Todo el archipiélago fue bautizado con razón como “las islas de las especias”, no en balde los aromas de clavo, nuez moscada, coco y vainilla flotan en su aire tropical. Aún hoy los marinos aseguran poder reconocer el aroma de estas islas pese a encontrarse mar adentro. Sin embargo, el negocio de las especias es relativamente reciente en el área y tiene menos de doscientos años de antigüedad.
En realidad, lo que atrapa al visitante es la fascinante historia de estas islas, llenas de magia y romance, aparte de la tranquilidad que se respira en el ambiente y sus hermosas playas, de ahí que a lo largo de los últimos años se hayan convertido en uno de los destinos más atractivos de África.
Fueron los árabes quienes llamaron a la isla principal Zanzíbar, porque en lengua swahili zandji bar significa “la costa de los negros”.
Los primeros en establecerse en estas latitudes fueron los bantúes africanos que provenían del interior del continente. Las corrientes del comercio antiguo atrajeron a los persas y los árabes de Omán desde el año 700 de nuestra Era.
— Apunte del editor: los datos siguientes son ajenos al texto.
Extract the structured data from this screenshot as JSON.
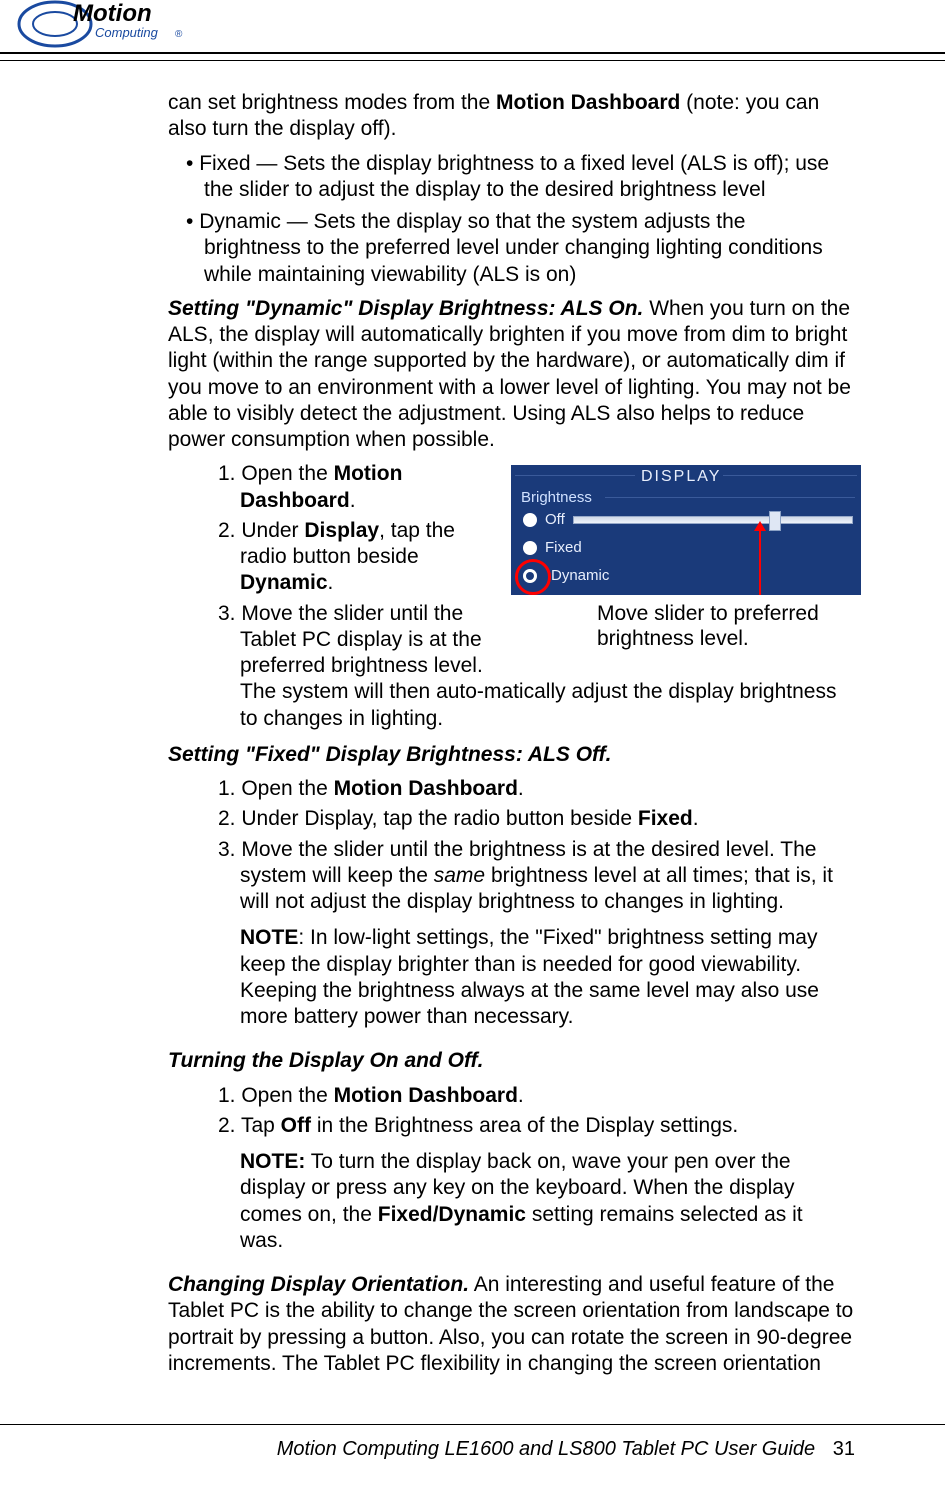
{
  "logo": {
    "brand_top": "Motion",
    "brand_bottom": "Computing",
    "registered": "®"
  },
  "intro": {
    "p1_a": "can set brightness modes from the ",
    "p1_b": "Motion Dashboard",
    "p1_c": " (note: you can also turn the display off)."
  },
  "bullets": {
    "b1": "Fixed — Sets the display brightness to a fixed level (ALS is off); use the slider to adjust the display to the desired brightness level",
    "b2": "Dynamic — Sets the display so that the system adjusts the brightness to the preferred level under changing lighting conditions while maintaining viewability (ALS is on)"
  },
  "dyn_heading": "Setting \"Dynamic\" Display Brightness: ALS On.",
  "dyn_para": " When you turn on the ALS, the display will automatically brighten if you move from dim to bright light (within the range supported by the hardware), or automatically dim if you move to an environment with a lower level of lighting. You may not be able to visibly detect the adjustment. Using ALS also helps to reduce power consumption when possible.",
  "dyn_steps": {
    "s1_a": "1. Open the ",
    "s1_b": "Motion Dashboard",
    "s1_c": ".",
    "s2_a": "2. Under ",
    "s2_b": "Display",
    "s2_c": ", tap the radio button beside ",
    "s2_d": "Dynamic",
    "s2_e": ".",
    "s3": "3. Move the slider until the Tablet PC display is at the preferred brightness level. The system will then auto-matically adjust the display brightness to changes in lighting."
  },
  "figure": {
    "panel_title": "DISPLAY",
    "section_label": "Brightness",
    "opt_off": "Off",
    "opt_fixed": "Fixed",
    "opt_dynamic": "Dynamic",
    "caption": "Move slider to preferred brightness level."
  },
  "fixed_heading": "Setting \"Fixed\" Display Brightness: ALS Off.",
  "fixed_steps": {
    "s1_a": "1. Open the ",
    "s1_b": "Motion Dashboard",
    "s1_c": ".",
    "s2_a": "2. Under Display, tap the radio button beside ",
    "s2_b": "Fixed",
    "s2_c": ".",
    "s3_a": "3. Move the slider until the brightness is at the desired level. The system will keep the ",
    "s3_b": "same",
    "s3_c": " brightness level at all times; that is, it will not adjust the display brightness to changes in lighting."
  },
  "note1_label": "NOTE",
  "note1_body": ": In low-light settings, the \"Fixed\" brightness setting may keep the display brighter than is needed for good viewability. Keeping the brightness always at the same level may also use more battery power than necessary.",
  "onoff_heading": "Turning the Display On and Off.",
  "onoff_steps": {
    "s1_a": "1. Open the ",
    "s1_b": "Motion Dashboard",
    "s1_c": ".",
    "s2_a": "2. Tap ",
    "s2_b": "Off",
    "s2_c": " in the Brightness area of the Display settings."
  },
  "note2_label": "NOTE:",
  "note2_a": " To turn the display back on, wave your pen over the display or press any key on the keyboard. When the display comes on, the ",
  "note2_b": "Fixed/Dynamic",
  "note2_c": " setting remains selected as it was.",
  "orient_heading": "Changing Display Orientation.",
  "orient_body": " An interesting and useful feature of the Tablet PC is the ability to change the screen orientation from landscape to portrait by pressing a button. Also, you can rotate the screen in 90-degree increments. The Tablet PC flexibility in changing the screen orientation",
  "footer": {
    "title": "Motion Computing LE1600 and LS800 Tablet PC User Guide",
    "page": "31"
  }
}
Al principio del siglo XVII las costas del este de África estuvieron dominadas por los portugueses, que permanecieron en la región cerca de doscientos años. Cuando Portugal comenzó a decaer como potencia mundial, los árabes de Omán invadieron y sometieron las islas. El Sultán de Omán estaba tan entusiasmado con las perspectivas de riqueza que ofrecía la región que se trasladó al archipiélago. El principal atractivo comercial de entonces era el marfil y los esclavos.
El comercio de esclavos fue terrible. El mercado de tránsito de los esclavos provenientes de las “cacerías” que se realizaban en el continente fue aumentando. David Livingstone, el misionero y explorador británico, recorrió exhaustivamente el continente africano y quedó horrorizado ante el tráfico humano, logrando despertar las ideas liberales en Gran Bretaña que condujeron a la Marina Real a tomar medidas en el problema. Por cuestiones humanitarias, Zanzíbar se convirtió en Protectorado Británico al filo de 1890, y por razones administrativas pasó a manos del Rey de Inglaterra en 1913. Con posterioridad, los británicos designaron representantes hasta 1963 y poco tiempo después de ganar su independencia se unió a la antigua Tanganyika, que luego se convirtió en la actual Tanzania.

EN EL CORAZÓN DE STONE TOWN
El moderno viajero puede asomarse a la rica herencia histórica de Zanzíbar, reflejada en su arquitectura y la cultura de las gentes. El corazón de la ciudad es Stone Town o “la ciudad de piedra”, un laberinto húmedo y desconchado, muy poco alterado por el transcurso del tiempo. Tortuosas callejuelas, bazares, mezquitas, palacios y mansiones cuyas enormes dimensiones y su decoración extravagante hacen justicia al término “lujo oriental”.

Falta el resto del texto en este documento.